Staff profile - Caroline De Luca
Senior therapeutic group manager
A love of hospital pharmacy and working with sick children is still being put to good use for Caroline De Luca, but in a different way at PHARMAC.
Caroline is one of PHARMACs’ therapeutic group managers, or TGMs, who manage medicine funding applications. The role is demanding and complex, combining a detailed knowledge of pharmaceuticals and clinical information and working with pharmaceutical companies to reach national agreements.

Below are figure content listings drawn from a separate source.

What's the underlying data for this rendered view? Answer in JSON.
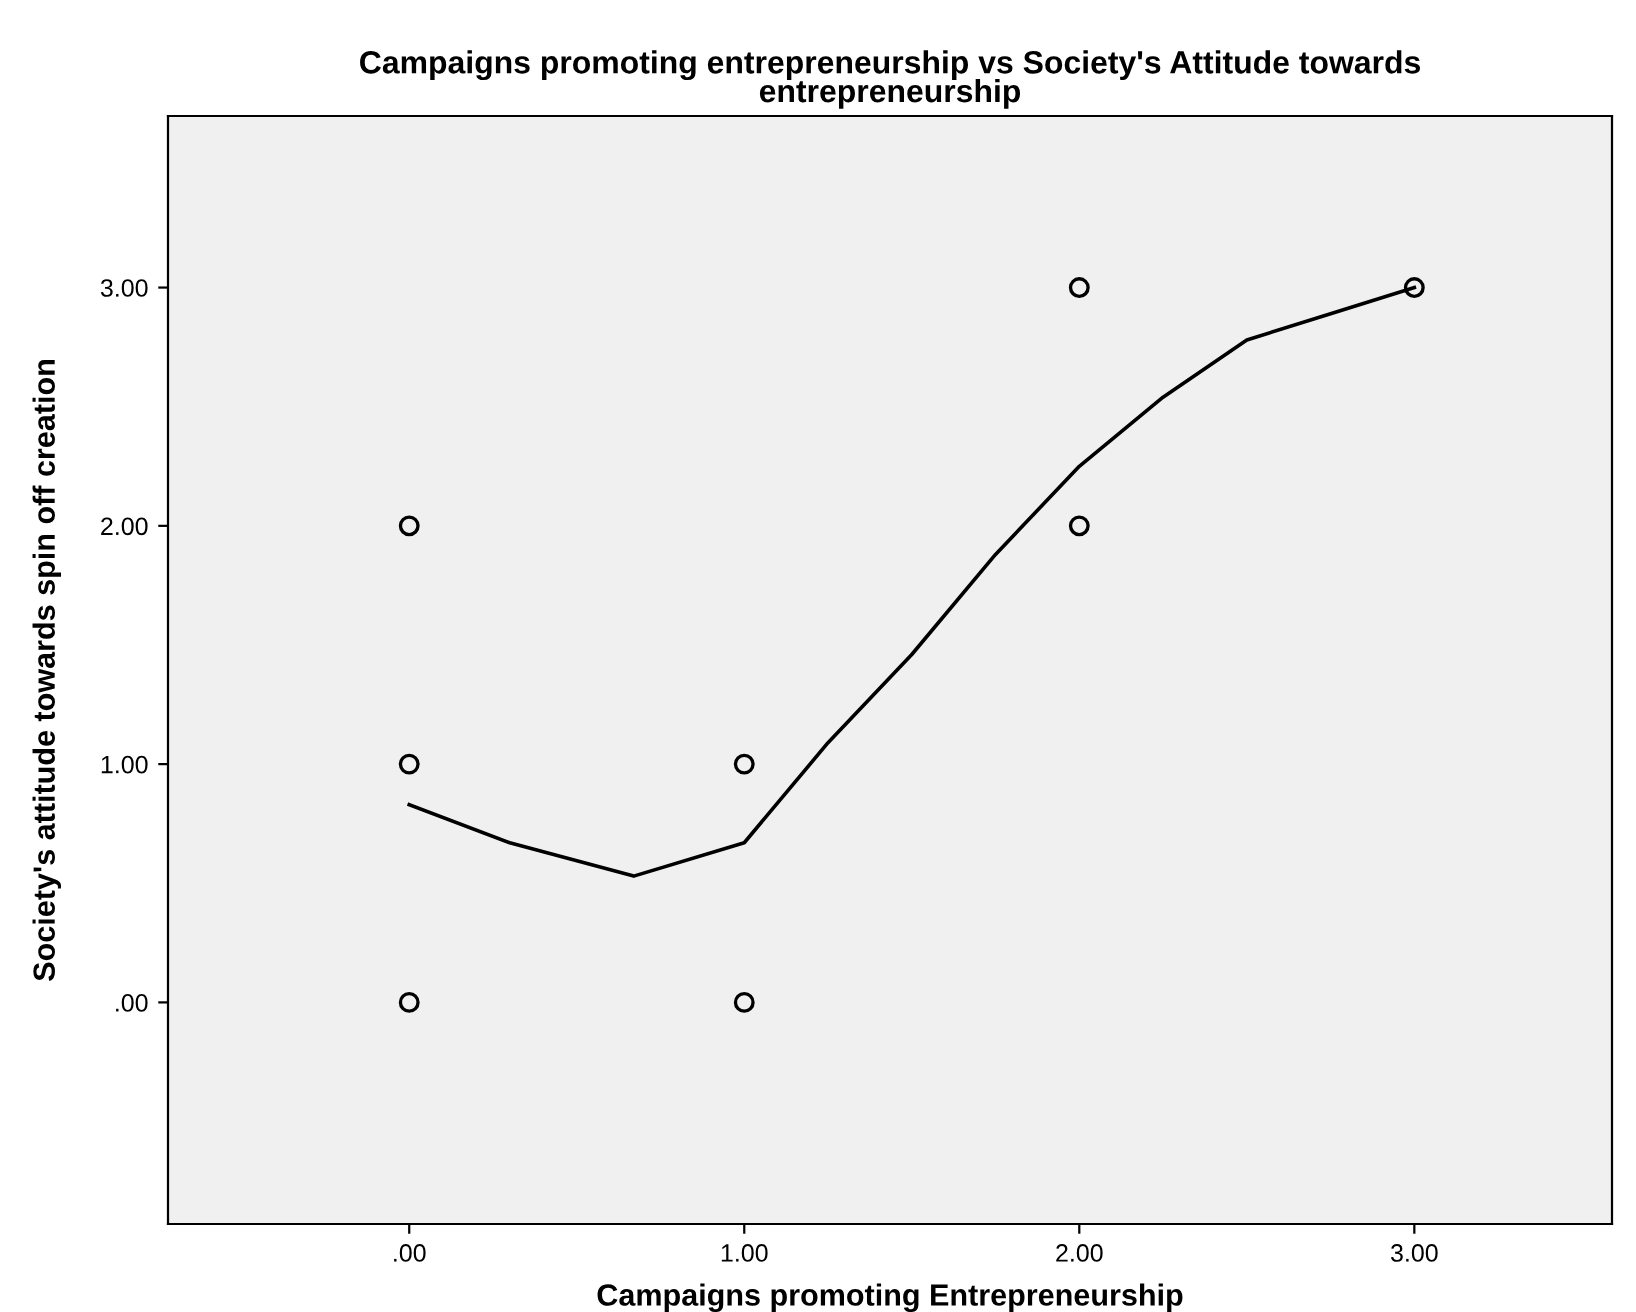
{
  "chart_data": {
    "type": "scatter",
    "title": "Campaigns promoting entrepreneurship vs Society's Attitude towards\nentrepreneurship",
    "xlabel": "Campaigns promoting Entrepreneurship",
    "ylabel": "Society's attitude towards spin off creation",
    "x": [
      0,
      0,
      0,
      1,
      1,
      2,
      2,
      3
    ],
    "series": [
      {
        "type": "scatter",
        "color": "#000000",
        "marker": "circle",
        "values": [
          0,
          1,
          2,
          0,
          1,
          2,
          3,
          3
        ]
      },
      {
        "type": "line",
        "color": "#000000",
        "marker": "none",
        "line_style": "solid",
        "x": [
          0,
          0.3,
          0.67,
          1,
          1.25,
          1.5,
          1.75,
          2,
          2.25,
          2.5,
          2.75,
          3
        ],
        "values": [
          0.83,
          0.67,
          0.53,
          0.67,
          1.09,
          1.46,
          1.88,
          2.25,
          2.54,
          2.78,
          2.89,
          3.0
        ]
      }
    ],
    "xlim": [
      -0.72,
      3.59
    ],
    "ylim": [
      -0.93,
      3.72
    ],
    "xticks": [
      {
        "value": 0,
        "label": ".00"
      },
      {
        "value": 1,
        "label": "1.00"
      },
      {
        "value": 2,
        "label": "2.00"
      },
      {
        "value": 3,
        "label": "3.00"
      }
    ],
    "yticks": [
      {
        "value": 0,
        "label": ".00"
      },
      {
        "value": 1,
        "label": "1.00"
      },
      {
        "value": 2,
        "label": "2.00"
      },
      {
        "value": 3,
        "label": "3.00"
      }
    ],
    "grid": false,
    "legend": false
  }
}
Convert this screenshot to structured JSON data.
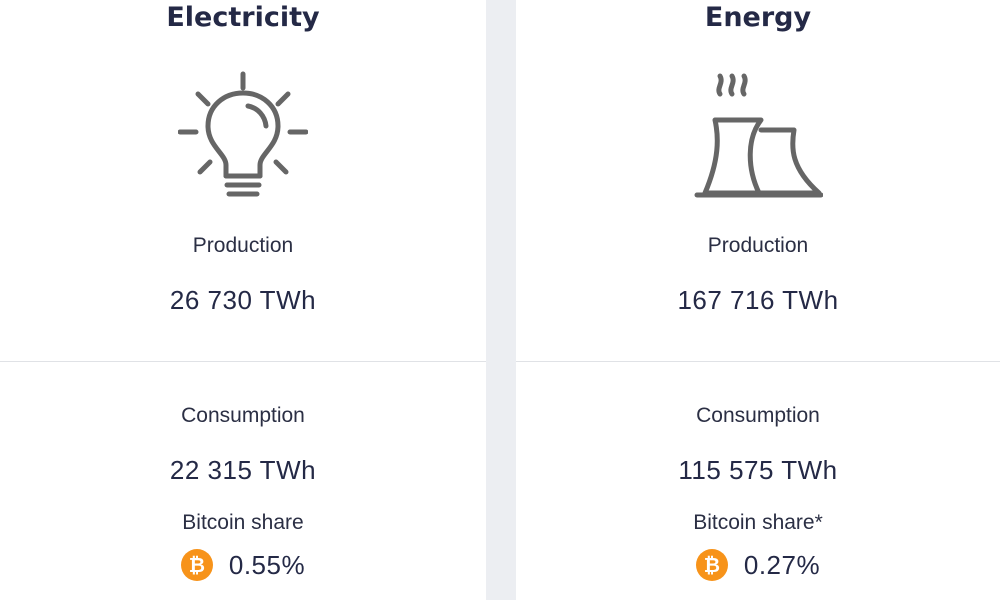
{
  "electricity": {
    "title": "Electricity",
    "icon": "lightbulb-icon",
    "production_label": "Production",
    "production_value": "26 730 TWh",
    "consumption_label": "Consumption",
    "consumption_value": "22 315 TWh",
    "share_label": "Bitcoin share",
    "share_value": "0.55%",
    "share_icon": "bitcoin-icon"
  },
  "energy": {
    "title": "Energy",
    "icon": "power-plant-icon",
    "production_label": "Production",
    "production_value": "167 716 TWh",
    "consumption_label": "Consumption",
    "consumption_value": "115 575 TWh",
    "share_label": "Bitcoin share*",
    "share_value": "0.27%",
    "share_icon": "bitcoin-icon"
  },
  "colors": {
    "background": "#eceef2",
    "card": "#ffffff",
    "text": "#242946",
    "icon_stroke": "#666666",
    "bitcoin": "#f7931a"
  }
}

A Hamilton native, Caroline decided early on that hospital pharmacy was for her, eventually specialising in paediatrics at Auckland’s Starship Children’s hospital. Along the way she had a stint in London’s Chelsea and Westminster Hospital, and also found the time to become a qualified winemaker after study the art of winemaking – oenology – through Napier’s EIT.
Then came PHARMAC.
“I loved my job at Starship but it’s not something I felt I could do forever because it was very intense. The emotional side of seeing very sick children was part of it – that can be hard but it can also make it very rewarding.”
Arriving at PHARMAC had a strange familiarity for Caroline. Not only did she find herself working under her former boss at Auckland DHB – Sarah Fitt – but on her second day she was asked to pick up a proposed change for the transplant medicine tacrolimus; something she had already been involved with in her Starship role.
“I was thrown in at the deep end, but it was great to be able to find my feet with a clinical topic I knew well. I had been providing feedback to PHARMAC from my old role, now I was the one seeking and receiving that feedback.”
Two years in, Caroline is one of 11 pharmacists on PHARMAC’s staff and loves the role, which has a national aspect as well as making decisions that affect individual people.
“It is different but you do see where you are directly helping people, like through the Exceptional Circumstances process, NPPA. You don’t see the patient but you are still doing something for an individual person.”
“What I enjoy the most is seeing the difference you can make at a national level. You still need to maintain relationships with clinicians and patient groups, and you get to see the commercial side too. I really enjoy that because you’re seeing things from all angles.”